1. You will get a raise after 90 days, pending review. This is just a way to get you to agree to a lower salary. After 90 days, if they get around to it at all, your raise will be smaller than could have been negotiated up front. You’ve already declined other offers and closed other lines of inquiry. Nobody wants to go looking for a different job over $10k or $20k. You may even have moved. The company knows that and will use it against you.
How to combat this? Call their lie by bringing up past lies. “They said that at my last job.” Demand appropriate compensation up front. Flip it on them if you have to. “Pay me the asking rate now, then lower my pay if I fail to meet concrete performance metrics. After all, you can always just fire me.”
2. If things go well, you can work from home sometimes. In the best case scenario, you might be able to strong-arm them into working at home one day a week after entrenching yourself into some vital business process. They will still resent you and find every excuse for you to be in the office by 8am. If you can’t work from home starting the second week you never will.
3. We will fix X, Y, and Z after our next round of funding. Why didn’t they fix it last round? Or the round before that? The truth is they have bad management. Wrong priorities, incompetent developers, rampant scope creep, religious wars, crippling bureaucracy, indecisiveness, or complete lack of vision. Most likely several. All of those things are management problems. They will not go away after the next bag of helicopter money any more than a yard full of broken cars after someone wins the lottery.

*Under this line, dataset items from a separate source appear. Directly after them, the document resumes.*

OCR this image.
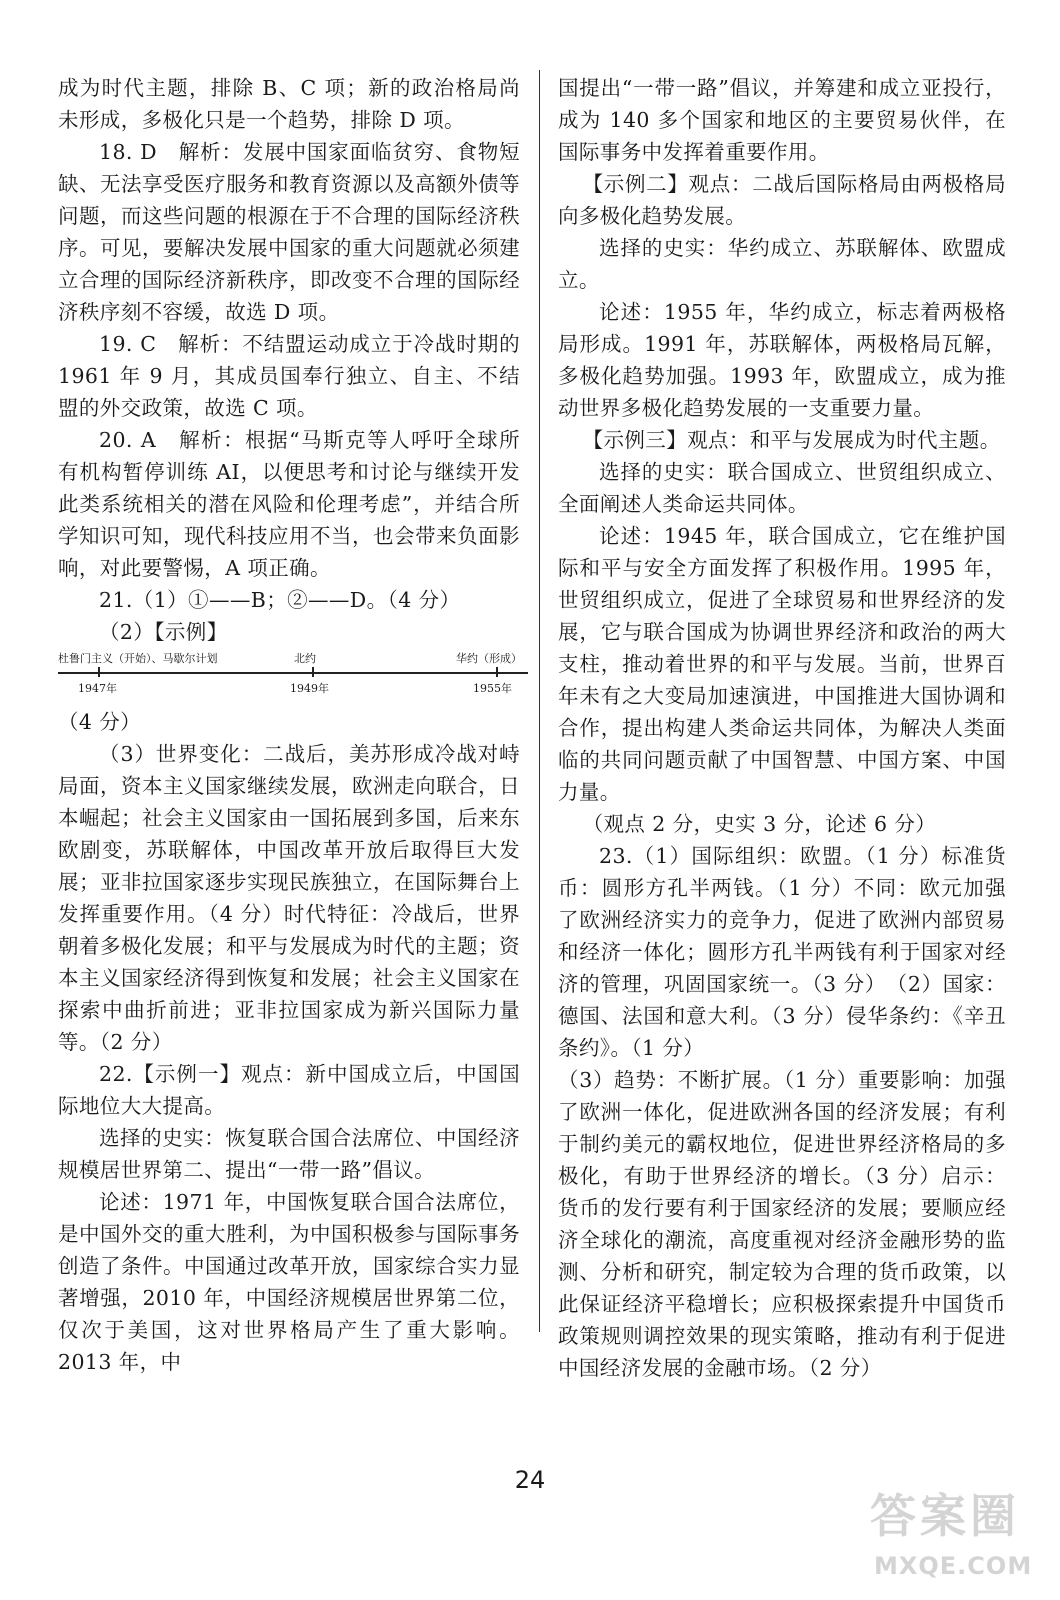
成为时代主题，排除 B、C 项；新的政治格局尚未形成，多极化只是一个趋势，排除 D 项。

18. D　解析：发展中国家面临贫穷、食物短缺、无法享受医疗服务和教育资源以及高额外债等问题，而这些问题的根源在于不合理的国际经济秩序。可见，要解决发展中国家的重大问题就必须建立合理的国际经济新秩序，即改变不合理的国际经济秩序刻不容缓，故选 D 项。

19. C　解析：不结盟运动成立于冷战时期的 1961 年 9 月，其成员国奉行独立、自主、不结盟的外交政策，故选 C 项。

20. A　解析：根据“马斯克等人呼吁全球所有机构暂停训练 AI，以便思考和讨论与继续开发此类系统相关的潜在风险和伦理考虑”，并结合所学知识可知，现代科技应用不当，也会带来负面影响，对此要警惕，A 项正确。

21.（1）①——B；②——D。（4 分）

（2）【示例】

杜鲁门主义（开始）、马歇尔计划	北约	华约（形成）
1947年	1949年	1955年

（4 分）

（3）世界变化：二战后，美苏形成冷战对峙局面，资本主义国家继续发展，欧洲走向联合，日本崛起；社会主义国家由一国拓展到多国，后来东欧剧变，苏联解体，中国改革开放后取得巨大发展；亚非拉国家逐步实现民族独立，在国际舞台上发挥重要作用。（4 分）时代特征：冷战后，世界朝着多极化发展；和平与发展成为时代的主题；资本主义国家经济得到恢复和发展；社会主义国家在探索中曲折前进；亚非拉国家成为新兴国际力量等。（2 分）

22.【示例一】观点：新中国成立后，中国国际地位大大提高。

选择的史实：恢复联合国合法席位、中国经济规模居世界第二、提出“一带一路”倡议。

论述：1971 年，中国恢复联合国合法席位，是中国外交的重大胜利，为中国积极参与国际事务创造了条件。中国通过改革开放，国家综合实力显著增强，2010 年，中国经济规模居世界第二位，仅次于美国，这对世界格局产生了重大影响。2013 年，中

国提出“一带一路”倡议，并筹建和成立亚投行，成为 140 多个国家和地区的主要贸易伙伴，在国际事务中发挥着重要作用。

【示例二】观点：二战后国际格局由两极格局向多极化趋势发展。

选择的史实：华约成立、苏联解体、欧盟成立。

论述：1955 年，华约成立，标志着两极格局形成。1991 年，苏联解体，两极格局瓦解，多极化趋势加强。1993 年，欧盟成立，成为推动世界多极化趋势发展的一支重要力量。

【示例三】观点：和平与发展成为时代主题。

选择的史实：联合国成立、世贸组织成立、全面阐述人类命运共同体。

论述：1945 年，联合国成立，它在维护国际和平与安全方面发挥了积极作用。1995 年，世贸组织成立，促进了全球贸易和世界经济的发展，它与联合国成为协调世界经济和政治的两大支柱，推动着世界的和平与发展。当前，世界百年未有之大变局加速演进，中国推进大国协调和合作，提出构建人类命运共同体，为解决人类面临的共同问题贡献了中国智慧、中国方案、中国力量。

（观点 2 分，史实 3 分，论述 6 分）

23.（1）国际组织：欧盟。（1 分）标准货币：圆形方孔半两钱。（1 分）不同：欧元加强了欧洲经济实力的竞争力，促进了欧洲内部贸易和经济一体化；圆形方孔半两钱有利于国家对经济的管理，巩固国家统一。（3 分）　（2）国家：德国、法国和意大利。（3 分）侵华条约：《辛丑条约》。（1 分）

（3）趋势：不断扩展。（1 分）重要影响：加强了欧洲一体化，促进欧洲各国的经济发展；有利于制约美元的霸权地位，促进世界经济格局的多极化，有助于世界经济的增长。（3 分）启示：货币的发行要有利于国家经济的发展；要顺应经济全球化的潮流，高度重视对经济金融形势的监测、分析和研究，制定较为合理的货币政策，以此保证经济平稳增长；应积极探索提升中国货币政策规则调控效果的现实策略，推动有利于促进中国经济发展的金融市场。（2 分）

24
答案圈
MXQE.COM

4. Our next round of funding is right around the corner. If the next round was a sure-thing, why try to sell me on it? Is the company profitable? Break even? …Does it at least have users? Those are some good questions to ask in the event a company keeps hyping up its impending next round.
5. Your stock will be worth thousands of dollars after we IPO/sell to Microsoft. Stock has no value unless you can sell it. SEC regulations require potential buyers to have a shit-ton of money for you to legally be able to sell to them. In reality, you don’t even own stock. You will get options, not real stock. Your options will be “non-transferable”, which means that even if you could find a buyer, you can’t sell them. But you won’t even actually get the options. See, they need to “vest” over time, and you lose any unvested options if you are fired, laid off, or quit before then. Or if you get Zuckerberged. In the mean time the company will hold the unvested stock hostage to force you to put up with whatever BS they want. Oh, and don’t even think about asking for a raise or rocking the boat.
Not that the stock would ever be worth anything. Don’t forget that 99% of startups fail miserably.
6. It’s an industry standard employment contract. No need to read it. Except the part where they own your side projects. Oh, and the part where they can sue you if you dare to get a job for 3 years after they outsource your job to India. And that other part where you waive your right to a trial in any lawsuit. And the fact that violating a single line in the completely arbitrary “Employee Handbook” is considered breaching this contract. READ AND UNDERSTAND EVERY SINGLE LINE. DO YOUR OWN RESEARCH ON THE LEGAL MEANING OF WHAT YOU DON”T UNDERSTAND. DON’T SIGN A CONTRACT YOU FIND UNREASONABLE. You can always demand they change it. I have and they did. Usually managers don’t understand anything in the contract themselves.